**Ekonomi Muhabirleri Derneği'nin düzenlediği toplantıda soruları yanıtlayan Sanayi ve Ticaret Bakanı Nihat Ergün, bir soru üzerine kredi kartları yasasındaki değişikliklerin BDDK'nın değil bakanlığın tasarrufunda olacağını ve yeni yasada tüketiciyi korumaya yönelik önemli değişikliklerin yapılacağını söyledi.
**
Sanayi ve Ticaret Bakanı Nihat Ergün, kredi kartlarının sadece aidat açısından değil ilk verilişleri ve limitleri açısından da ele alınması gerektiğini belirterek, "Bu konudaki düzenleme tüketici yönüyle bizim yasamızda olacak" dedi. Bakan Ergün, Sanayi ve Ticaret Bakanlığı'nda Ekonomi Muhabirleri Derneği (EMD) üyeleriyle bir araya geldi.
Burada gazetecilerin sorularını yanıtlayan Ergün, Sanayi Bakanlığı'nın gündemindeki yasa tasarılarıyla ilgili olarak, Ocak ayı itibariyle Genel Kurula ilk olarak sebze meyve ticaretiyle ilgili tasarısının geleceğini, daha sonra da Türk Standartları Enstitüsü ile ilgili tasarı, Patent Yasa Tasarısı, Rekabet Kurumu'nun yapısıyla ilgili düzenleme ve tüketici haklarıyla ilgili düzenlemenin ele alınacağını söyledi.
Ergün, Tüketici Yasa Tasarısı ve kredi kartlarına ilişkin düzenlemeye yönelik soruya karşılık, yasa tasarısında kredi kartlarının, kapıdan satışlar, indirimli satışlar ve mesafeli satışların ele alınacağını bildirdi.
Kredi kartlarının da tüketici yönüyle bu yasa tasarısında yer alacağını belirten Ergün, kredi kartlarının sadece aidat açısından değil ,ilk verilişleri ve limitleri açısından da ele alınması gerektiğini söyledi ve "bu konudaki düzenleme tüketici yönüyle bizim yasamızda olacak" dedi.
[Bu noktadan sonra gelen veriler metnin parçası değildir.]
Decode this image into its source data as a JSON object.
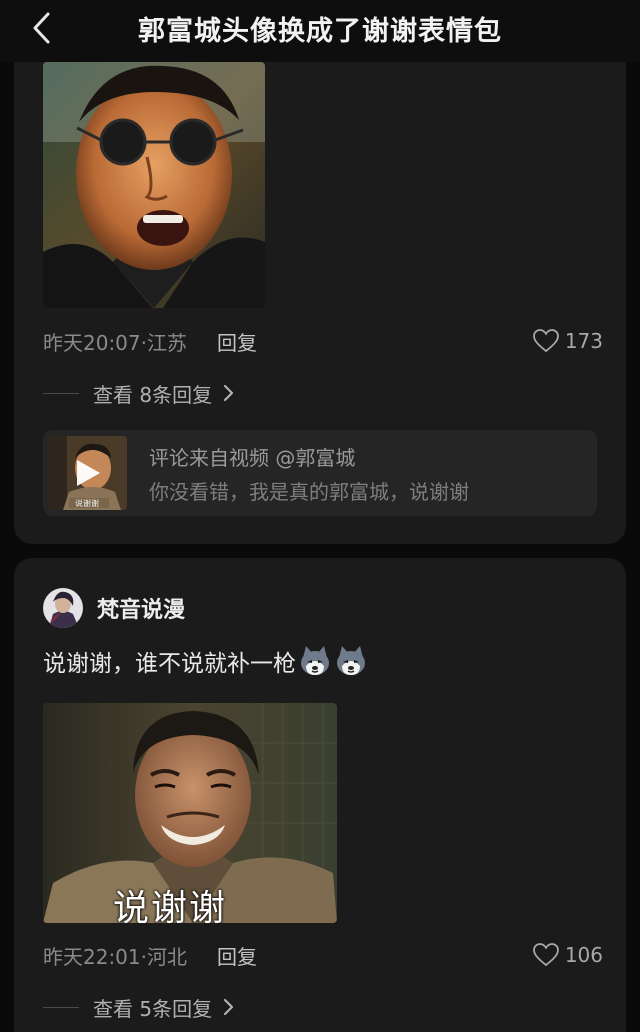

Ergün, kartların toplam limitlerinin kişilerin gelirleriyle orantılı olması gerektiğine işaret etti.
Bakan Ergün, "kredi kartı borçlarının yeniden yapılandırılmasına ilişkin yasa çıktığında Başbakan Yardımcısı Ali Babacan (bu konudaki bütün yasal düzenlemelerin BDDK'ya geçeceğini) söylemişti" şeklindeki yoruma karşılık olarak da "Biz bankacılık sistemini düzenlemeye kalkmıyoruz. Tüketicinin haklarını koruma açısından değerlendiriyoruz. Bizim yapacağımız tasarının bankacılık sektörünü etkileyecek yönleri de olacaktır bu etkileri dikkate alarak bir nokta yakalamaya çalışacağız" diye konuştu.
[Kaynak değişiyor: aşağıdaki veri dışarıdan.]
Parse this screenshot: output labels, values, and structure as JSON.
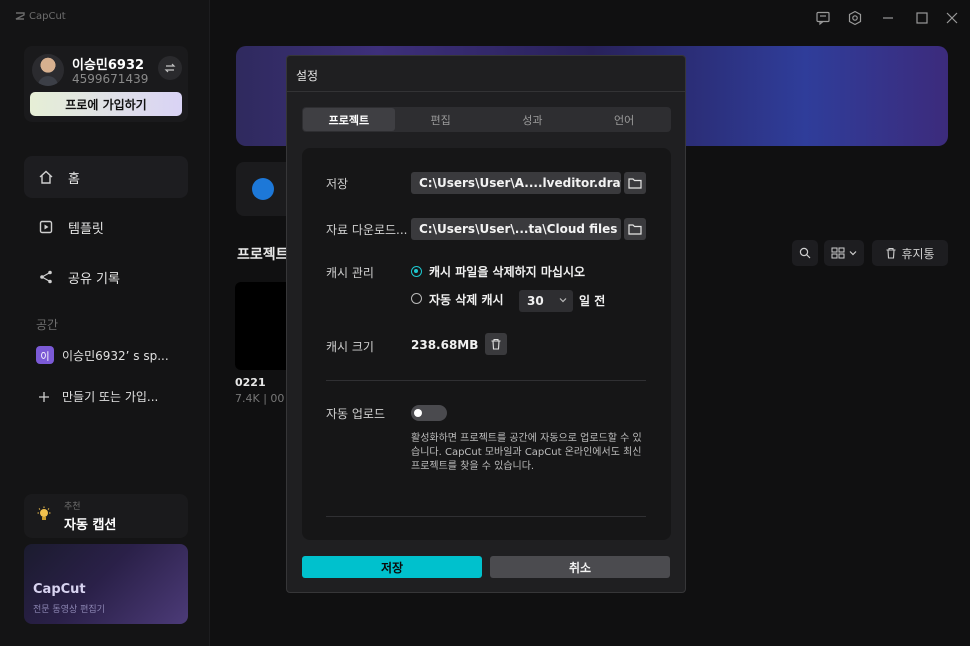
{
  "app": {
    "logo_text": "CapCut"
  },
  "sidebar": {
    "profile": {
      "name": "이승민6932",
      "id": "4599671439",
      "pro_button": "프로에 가입하기"
    },
    "nav": [
      {
        "label": "홈",
        "icon": "home-icon"
      },
      {
        "label": "템플릿",
        "icon": "template-icon"
      },
      {
        "label": "공유 기록",
        "icon": "share-icon"
      }
    ],
    "space_section": "공간",
    "space_item": {
      "badge": "이",
      "label": "이승민6932’ s sp..."
    },
    "create_item": "만들기 또는 가입...",
    "recommend_label": "추천",
    "auto_caption": "자동 캡션",
    "promo": {
      "title": "CapCut",
      "subtitle": "전문 동영상 편집기"
    }
  },
  "main": {
    "projects_label": "프로젝트",
    "project": {
      "title": "0221",
      "meta": "7.4K | 00"
    },
    "trash_label": "휴지통"
  },
  "modal": {
    "title": "설정",
    "tabs": [
      "프로젝트",
      "편집",
      "성과",
      "언어"
    ],
    "active_tab": 0,
    "save_path_label": "저장",
    "save_path_value": "C:\\Users\\User\\A....lveditor.draft",
    "download_label": "자료 다운로드...",
    "download_value": "C:\\Users\\User\\...ta\\Cloud files",
    "cache_manage_label": "캐시 관리",
    "cache_option_keep": "캐시 파일을 삭제하지 마십시오",
    "cache_option_auto": "자동 삭제 캐시",
    "cache_days": "30",
    "cache_days_suffix": "일 전",
    "cache_size_label": "캐시 크기",
    "cache_size_value": "238.68MB",
    "auto_upload_label": "자동 업로드",
    "auto_upload_enabled": false,
    "auto_upload_desc": "활성화하면 프로젝트를 공간에 자동으로 업로드할 수 있습니다. CapCut 모바일과 CapCut 온라인에서도 최신 프로젝트를 찾을 수 있습니다.",
    "save_button": "저장",
    "cancel_button": "취소"
  },
  "colors": {
    "accent": "#00c1cd",
    "modal_bg": "#1f1f21"
  }
}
"MERAK ETME KARDEŞİM ÖDERSİN" İMAJI KALKMALI "Kredi kartı borçlarına ödeme kolaylığı getirilmeden önce batık oranı yüzde 9 iken şu anda yüzde 11'lere gidiyor bu bakımdan uygulamayı doğru buluyor musunuz?" şeklindeki soruya da Ergün, kredi kartlarında asgari ödeme limiti çok düşük tutulduğunda insanların "bunu döndürebileceklerini" zannettiklerini ama bunun böyle olmadığını ifade etti.
"Tüketiciler basiretli davransınlar" demenin de sorunun çözümü için yeterli olmadığını ifade eden Ergün, "O kadar cazip şeyler oluyor ki tüketicilerin bunlar karşısında basiretli davranmasını beklemiyoruz. Onun için de (yanıltıcı reklamları denetleyelim) diyoruz bunların bir düzenlemeye tabi tutulması lazım. Sistemin tüketiciye (merak etme kardeşim ödersin) mesajını vermemesi lazım. Bunun için de bir takım mekanizmaları oluşturmak gerekiyor" diye konuştu.
Bakan Ergün, indirimli satışlar konusuna da değindi ve yılda iki kez indirimli satış dönem olmasını önerdiklerini, buna karşılık bazı kesimlerin özel günlerin de bu kapsama alınmasını istediğini anlattı. Ergün, yılın her günü indirimli satış varmış gibi gösteren ya da sürekli "tasfiye nedeniyle indirim" imajı veren mağazalar bulunduğuna işaret etti ve tüm bunların bir düzene konulması gerektiğini söyledi.
TERÖR BİTECEK
Bakan Ergün, terör olaylarındaki artışa işaret edilerek, bunun iktisadi faaliyetler üzerindeki etkisini değerlendirmesinin istenmesi üzerine de terör olaylarının iktisadi kararların verilmesinde önemli rol oynadığını kaydetti.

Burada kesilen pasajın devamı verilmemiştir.